É notório que o volume de notícias sobre o cerceamento da liberdade de imprensa vem crescendo nos últimos anos. Mais do que uma sensação de mal-estar da modernidade, esse é um fato real. 'A liberdade global dos profissionais em comunicação vem entrando em declínio em um processo contínuo', declarou a palestrante do IV Congresso Brasileiro de Publicidade, Judith Miller, jornalista reconhecida por sua atuação no New York Times, pelo qual chegou a ficar presa por 50 dias por se negar a revelar fontes de reportagem publicada no jornal.

O agravante nesse cenário é que de as restrições impostas à imprensa implicam direta e incisivamente em restrições a outros setores da sociedade democrática. 'A maioria dos países do mundo impõe severas restrições à atuação dos jornalistas; nos últimos sete anos houve um aumento de 10 vezes no número de jornalistas intimados a depor em processos judiciais, mostrando a fragilidade das relações entre imprensa e governo', afirma.

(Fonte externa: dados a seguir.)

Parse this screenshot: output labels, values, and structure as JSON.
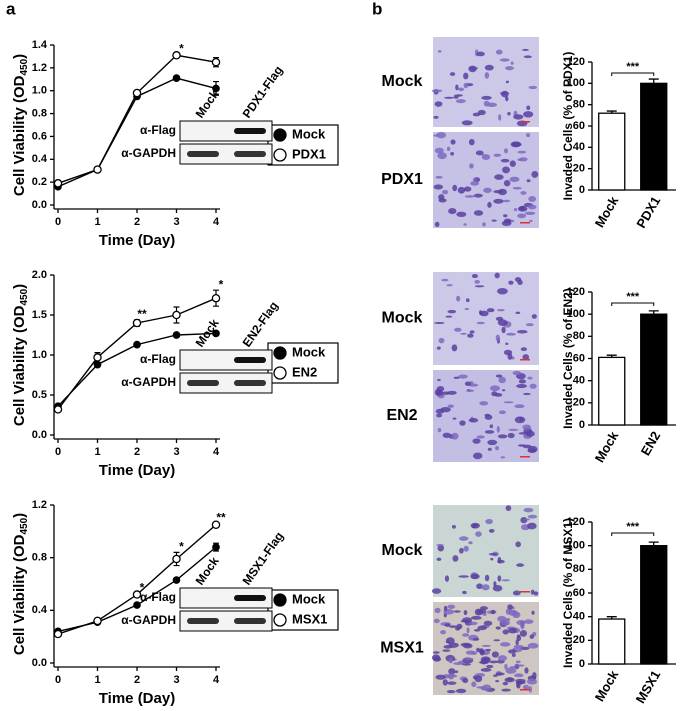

A situação não é diferente aqui na América Latina. 'É o caso de Cuba e da Venezuela', diz Judith, que aproveita para elogiar a atuação brasileira. 'Nesse cenário, gostaria de parabenizar o Brasil por ter suspendido recentemente 20 artigos da lei de imprensa editados na época da ditadura', disse.

Efeito 11 de setembro

A jornalista acredita que os ataques terroristas de 11 de setembro, em Nova York, e a morte de cinco americanos contaminados por antrax, foram molas impulsionadoras desse retrocesso nas estruturas democráticas, que colocaram em xeque a liberdade de imprensa. 'O fato é que nossas vidas mudaram drasticamente após 11 de setembro, passamos a ser monitorados 24 horas por dia; passamos a ser vistos como um agente cobrador da segurança pública', diz.

A questão, no entanto, passou a ser preocupante a partir do momento em que essas ações começam a reprimir a liberdade civil. 'Hoje, podemos afirmar categoricamente que temos menos liberdade e menos segurança'.

Novas mídias

Por outro lado, a explosão das mídias sociais - como blogs, sites segmentados e publicações gratuitas on-line - vem de encontro a esse cenário, como um respiro à tentativa de cerceamento das liberdades civis. 'O surgimento das novas mídias é uma verdadeira revolução, comparável à revolução proporcionada pela imprensa de Gutenberg.' Elas certamente facilitam o acesso e a disseminação de informações, mas sem esquecer que também podem contribuir para a falta de clareza no jornalismo. 'Instala-se aí uma confusão entre informação, opinião e entretenimento'.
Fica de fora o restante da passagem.